Desmistificando a Hanseníase – Data Mundial de Combate à doença é dia 27 de janeiro
24/01/2013

A Organização Mundial de Saúde (OMS) instituiu o último domingo do mês de Janeiro como o Dia Mundial de combate a Hanseníase. No Brasil, até a década de 1980, havia uma lei federal que recomendava o isolamento compulsório dos pacientes com hanseníase, que eram então mantidos em colônias. Esse afastamento, além de muitos outros prejuízos, contribuiu para reforçar preconceitos e a difusão de informações incorretas sobre a doença, que tem tratamento e cura.
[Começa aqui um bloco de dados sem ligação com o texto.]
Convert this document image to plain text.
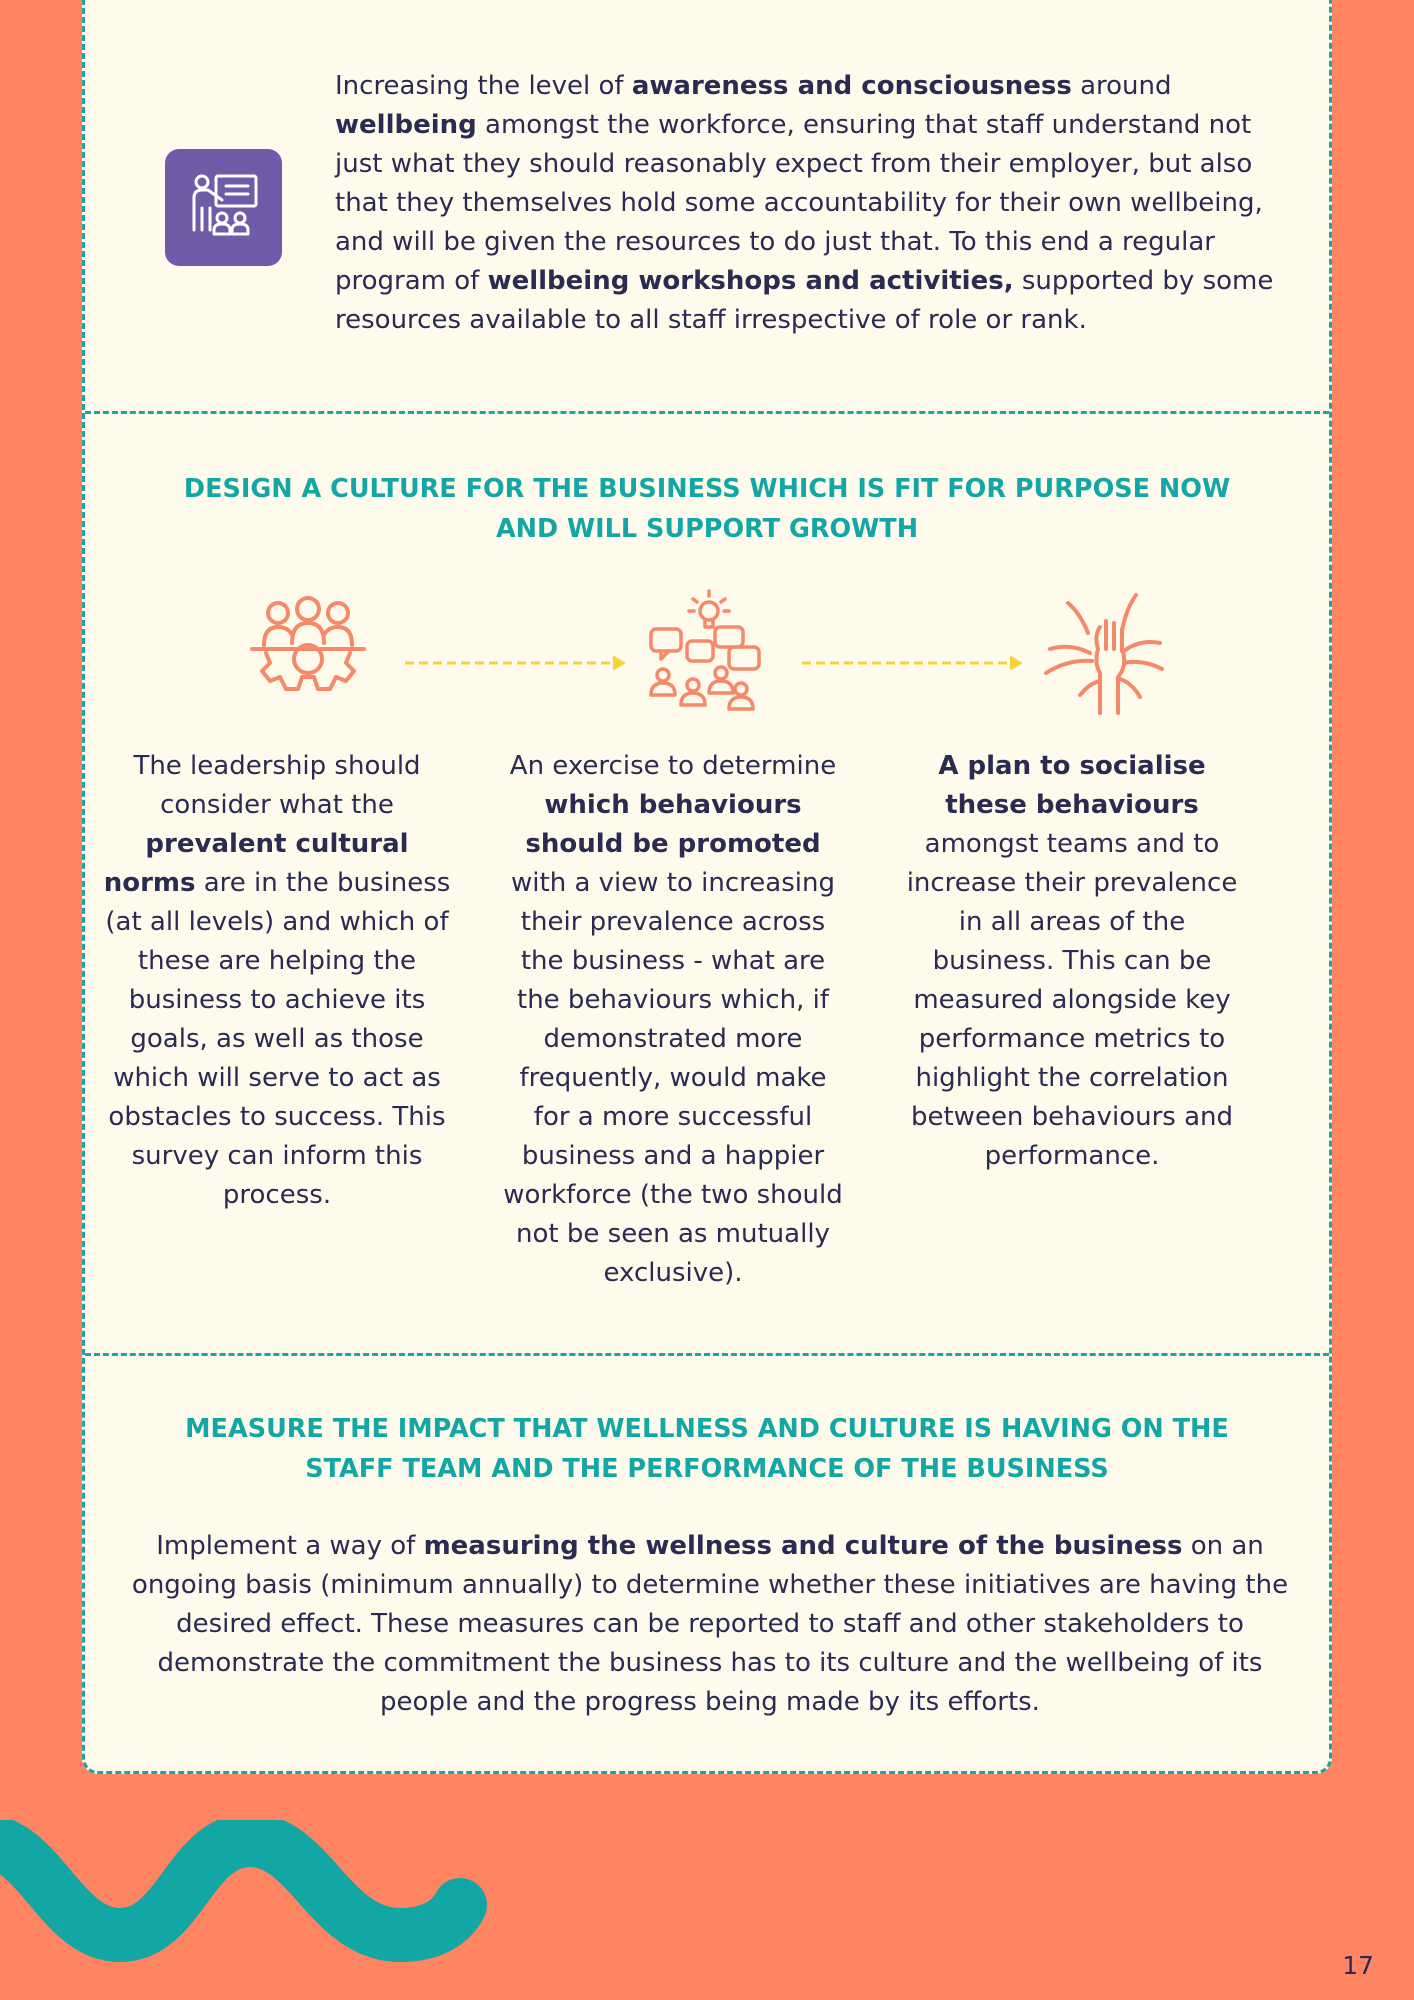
Increasing the level of awareness and consciousness around wellbeing amongst the workforce, ensuring that staff understand not just what they should reasonably expect from their employer, but also that they themselves hold some accountability for their own wellbeing, and will be given the resources to do just that. To this end a regular program of wellbeing workshops and activities, supported by some resources available to all staff irrespective of role or rank.

DESIGN A CULTURE FOR THE BUSINESS WHICH IS FIT FOR PURPOSE NOW
AND WILL SUPPORT GROWTH

The leadership should consider what the prevalent cultural norms are in the business (at all levels) and which of these are helping the business to achieve its goals, as well as those which will serve to act as obstacles to success. This survey can inform this process.

An exercise to determine which behaviours should be promoted with a view to increasing their prevalence across the business - what are the behaviours which, if demonstrated more frequently, would make for a more successful business and a happier workforce (the two should not be seen as mutually exclusive).

A plan to socialise these behaviours amongst teams and to increase their prevalence in all areas of the business. This can be measured alongside key performance metrics to highlight the correlation between behaviours and performance.

MEASURE THE IMPACT THAT WELLNESS AND CULTURE IS HAVING ON THE
STAFF TEAM AND THE PERFORMANCE OF THE BUSINESS

Implement a way of measuring the wellness and culture of the business on an ongoing basis (minimum annually) to determine whether these initiatives are having the desired effect. These measures can be reported to staff and other stakeholders to demonstrate the commitment the business has to its culture and the wellbeing of its people and the progress being made by its efforts.

17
Antigamente conhecida como lepra, a hanseníase é uma doença infecto-contagiosa, causada pela bactéria mycobacterium leprae, chamada de bacilo de Hansen, em homenagem ao seu descobridor. De acordo com a médica dermatologista Tatiana Steiner, membro efetivo da Sociedade Brasileira de Dermatologia e médica colaboradora do Setor de Dermatologia da Universidade de Mogi das Cruzes, o diagnóstico correto e precoce é importante, pois a doença tem potencial incapacitante. “O diagnóstico se baseia no que chamamos de anamnese, considerando o histórico familiar do paciente, análises clínicas de laboratório e exame físico completo, avaliando as lesões de pele que se manifestam muitas vezes com perda da sensibilidade”, explica a médica.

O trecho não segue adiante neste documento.